For that, I am sorry.
I am sorry I did not, as a young person, dig further into the information I was being given and verify it to find the truth.
I am sorry I did not deliver that truth on the doorstep and over cups of tea.
I am sorry that I did not know about and therefore could not take steps to argue against the ruling of the UK by a committee of grey Eurocrats in a room in Brussels.
I’m sorry that I did not find out that a Europe without borders would mean that everyone’s personal security is compromised, that organised crime, a domestic problem that was, generally, relatively gentlemanly and with defined rules and targets, would be taken over by Baltic gangs with no morals or boundaries and with little or no respect for the lives and livelihoods of those around them. London’s gangs were brutal but they tended to function in their own “underworld” not within the world the rest of us inhabit.
I’m sorry that I did not find out that criminals with non-UK origin cannot be regarded as “foreign” and deported because now they hold European Passports and because European Courts tell us who we can and cannot allow to remain in our own country.
I’m sorry that I did not learn that we would see our farmers putting shotguns into their mouths because funding that could have helped their businesses survive was side-lined for the EU’s Common Agricultural Policy.
I’m sorry that I did not learn that the fishing fleets that fed the families of dozens of ports around the UK would be more than decimated under the Common Fisheries Policy that leads to “foreign” ships in British territorial waters while our own fishermen are required to dump edible fish including some that would, if landed, command a premium price, over the side due to quotas imposed by those same Eurocrats.
I’m sorry that I did not learn that the Germans would make domestic policy and then demand that other EU members adopt it, under the guise of “taking their fare share” as has happened in relation to illegal migration from the Middle East.
I’m sorry that I did not find out that, when a UK industry or even a substantial company gets into trouble, or if funding a project would have strategic benefits, the EU would be able to say “you can’t support that unless we say so.”

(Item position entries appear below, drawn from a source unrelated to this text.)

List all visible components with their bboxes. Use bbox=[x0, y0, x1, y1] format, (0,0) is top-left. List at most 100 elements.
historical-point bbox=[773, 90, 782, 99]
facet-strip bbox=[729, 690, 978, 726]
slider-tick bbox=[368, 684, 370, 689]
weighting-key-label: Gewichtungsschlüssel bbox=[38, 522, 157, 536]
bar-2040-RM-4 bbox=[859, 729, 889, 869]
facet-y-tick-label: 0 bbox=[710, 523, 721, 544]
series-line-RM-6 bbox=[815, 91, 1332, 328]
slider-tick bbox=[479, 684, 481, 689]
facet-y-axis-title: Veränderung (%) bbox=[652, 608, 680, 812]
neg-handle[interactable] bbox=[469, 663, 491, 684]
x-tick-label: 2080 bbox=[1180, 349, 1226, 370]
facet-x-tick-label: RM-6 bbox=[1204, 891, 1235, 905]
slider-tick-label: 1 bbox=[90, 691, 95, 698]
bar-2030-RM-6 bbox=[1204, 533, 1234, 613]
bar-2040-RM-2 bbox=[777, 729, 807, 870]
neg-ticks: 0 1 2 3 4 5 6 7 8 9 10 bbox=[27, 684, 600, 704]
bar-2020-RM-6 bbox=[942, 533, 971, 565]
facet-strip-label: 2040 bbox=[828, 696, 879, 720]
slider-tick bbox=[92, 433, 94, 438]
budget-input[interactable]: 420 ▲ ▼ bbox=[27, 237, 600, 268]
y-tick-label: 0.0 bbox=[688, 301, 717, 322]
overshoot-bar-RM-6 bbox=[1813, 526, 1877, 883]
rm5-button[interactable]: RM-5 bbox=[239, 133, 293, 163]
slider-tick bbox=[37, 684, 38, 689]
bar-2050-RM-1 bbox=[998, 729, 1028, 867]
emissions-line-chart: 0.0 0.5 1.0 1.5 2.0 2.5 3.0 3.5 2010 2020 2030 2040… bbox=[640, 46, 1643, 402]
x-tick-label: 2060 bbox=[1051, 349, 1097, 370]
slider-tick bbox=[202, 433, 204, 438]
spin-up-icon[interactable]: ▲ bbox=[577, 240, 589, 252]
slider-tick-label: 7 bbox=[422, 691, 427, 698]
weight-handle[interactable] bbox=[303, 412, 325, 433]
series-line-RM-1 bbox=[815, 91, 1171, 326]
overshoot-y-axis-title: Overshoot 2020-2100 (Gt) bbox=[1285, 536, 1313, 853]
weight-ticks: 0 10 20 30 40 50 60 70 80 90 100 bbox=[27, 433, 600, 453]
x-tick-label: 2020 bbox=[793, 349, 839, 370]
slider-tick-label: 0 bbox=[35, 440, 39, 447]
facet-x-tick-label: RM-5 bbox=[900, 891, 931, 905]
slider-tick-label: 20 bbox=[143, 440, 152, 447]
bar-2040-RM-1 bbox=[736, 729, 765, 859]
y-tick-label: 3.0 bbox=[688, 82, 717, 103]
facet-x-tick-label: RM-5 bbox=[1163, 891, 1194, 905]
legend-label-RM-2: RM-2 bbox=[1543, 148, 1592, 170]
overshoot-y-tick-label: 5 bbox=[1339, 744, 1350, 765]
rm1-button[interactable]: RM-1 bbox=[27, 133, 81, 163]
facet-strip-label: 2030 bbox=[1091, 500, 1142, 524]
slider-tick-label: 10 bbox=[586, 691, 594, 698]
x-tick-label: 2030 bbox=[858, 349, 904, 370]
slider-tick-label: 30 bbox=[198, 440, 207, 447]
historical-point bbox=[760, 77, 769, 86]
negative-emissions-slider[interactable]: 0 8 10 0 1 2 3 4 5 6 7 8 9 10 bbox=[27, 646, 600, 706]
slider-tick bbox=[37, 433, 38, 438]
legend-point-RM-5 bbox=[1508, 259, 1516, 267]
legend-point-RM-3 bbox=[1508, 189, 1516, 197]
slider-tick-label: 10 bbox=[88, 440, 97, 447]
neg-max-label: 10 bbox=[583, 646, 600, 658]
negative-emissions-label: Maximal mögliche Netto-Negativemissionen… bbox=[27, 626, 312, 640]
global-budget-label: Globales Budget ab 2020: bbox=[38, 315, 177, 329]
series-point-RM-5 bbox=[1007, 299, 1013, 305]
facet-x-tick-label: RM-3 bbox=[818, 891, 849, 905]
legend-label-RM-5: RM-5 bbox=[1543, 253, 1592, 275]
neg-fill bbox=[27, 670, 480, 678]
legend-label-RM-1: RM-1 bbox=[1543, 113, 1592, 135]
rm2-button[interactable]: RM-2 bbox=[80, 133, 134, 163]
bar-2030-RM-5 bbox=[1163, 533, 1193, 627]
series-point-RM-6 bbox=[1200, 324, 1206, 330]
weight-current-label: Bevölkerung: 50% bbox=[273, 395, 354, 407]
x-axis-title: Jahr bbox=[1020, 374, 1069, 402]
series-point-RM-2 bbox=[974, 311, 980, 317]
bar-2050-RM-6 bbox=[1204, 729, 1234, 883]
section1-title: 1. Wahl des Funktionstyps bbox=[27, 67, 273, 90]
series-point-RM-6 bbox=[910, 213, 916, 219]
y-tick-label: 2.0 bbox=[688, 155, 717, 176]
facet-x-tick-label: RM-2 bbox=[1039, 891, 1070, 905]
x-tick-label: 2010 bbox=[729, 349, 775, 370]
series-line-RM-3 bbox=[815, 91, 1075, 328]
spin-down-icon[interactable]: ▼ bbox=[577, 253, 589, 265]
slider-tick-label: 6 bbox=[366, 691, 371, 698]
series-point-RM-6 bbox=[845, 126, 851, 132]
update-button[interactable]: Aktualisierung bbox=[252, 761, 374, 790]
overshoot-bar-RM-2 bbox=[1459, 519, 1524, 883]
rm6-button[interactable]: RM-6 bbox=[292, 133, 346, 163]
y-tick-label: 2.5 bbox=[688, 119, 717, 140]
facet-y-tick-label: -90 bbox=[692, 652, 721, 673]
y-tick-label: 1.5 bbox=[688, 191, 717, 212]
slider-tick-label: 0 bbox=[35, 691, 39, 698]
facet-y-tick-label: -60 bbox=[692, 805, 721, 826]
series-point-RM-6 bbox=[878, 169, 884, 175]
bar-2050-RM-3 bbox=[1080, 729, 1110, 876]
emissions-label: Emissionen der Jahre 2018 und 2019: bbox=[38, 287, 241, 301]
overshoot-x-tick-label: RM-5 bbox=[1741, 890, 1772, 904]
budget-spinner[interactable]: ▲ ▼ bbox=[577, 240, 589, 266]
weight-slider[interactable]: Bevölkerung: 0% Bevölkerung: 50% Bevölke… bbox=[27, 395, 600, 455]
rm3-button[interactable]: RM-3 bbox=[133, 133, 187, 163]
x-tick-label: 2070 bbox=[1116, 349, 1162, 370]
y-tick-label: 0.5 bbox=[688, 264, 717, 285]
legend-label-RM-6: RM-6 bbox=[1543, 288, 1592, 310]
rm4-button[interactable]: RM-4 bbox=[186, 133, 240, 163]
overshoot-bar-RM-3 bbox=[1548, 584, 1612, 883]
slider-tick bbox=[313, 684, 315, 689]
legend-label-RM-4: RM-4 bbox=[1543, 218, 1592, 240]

I’m sorry that I didn’t find out, and tell people, that the EU would be able to compel UK governments to award contracts to non-UK companies so preventing the effective support of e.g. the UK motor industry, which is bizarre given that, in France and Germany, almost all government cars are manufactured in those countries: when did you last see a French police car made in the UK? Insanely, it’s easier to prefer bidders from outside the EU than to prefer bidders from within the UK. How is that in our national interest?
If the EU had remained as the Common Market we were told it was, it would have been great. A Common Market is an excellent idea. Common standards for products is an excellent idea. A common currency is a great idea – but it should be a parallel currency. States should remain in control of their own economies.
Political union is a wonderful idea, on paper. Then again, so are Marxism, Maoism and a raft of other -isms. In the real world, they don’t work, they cause immense harm to many millions for the benefit of very few.
But the UK should have realised that it had the opportunity to create its own common market, one which spanned the globe, one which, internally, is entirely self-sufficient and where skills transfer can do more good than wealth transfer. The UK should leave the EU. It should cherry pick those parts it wants to interact with and leave the rest.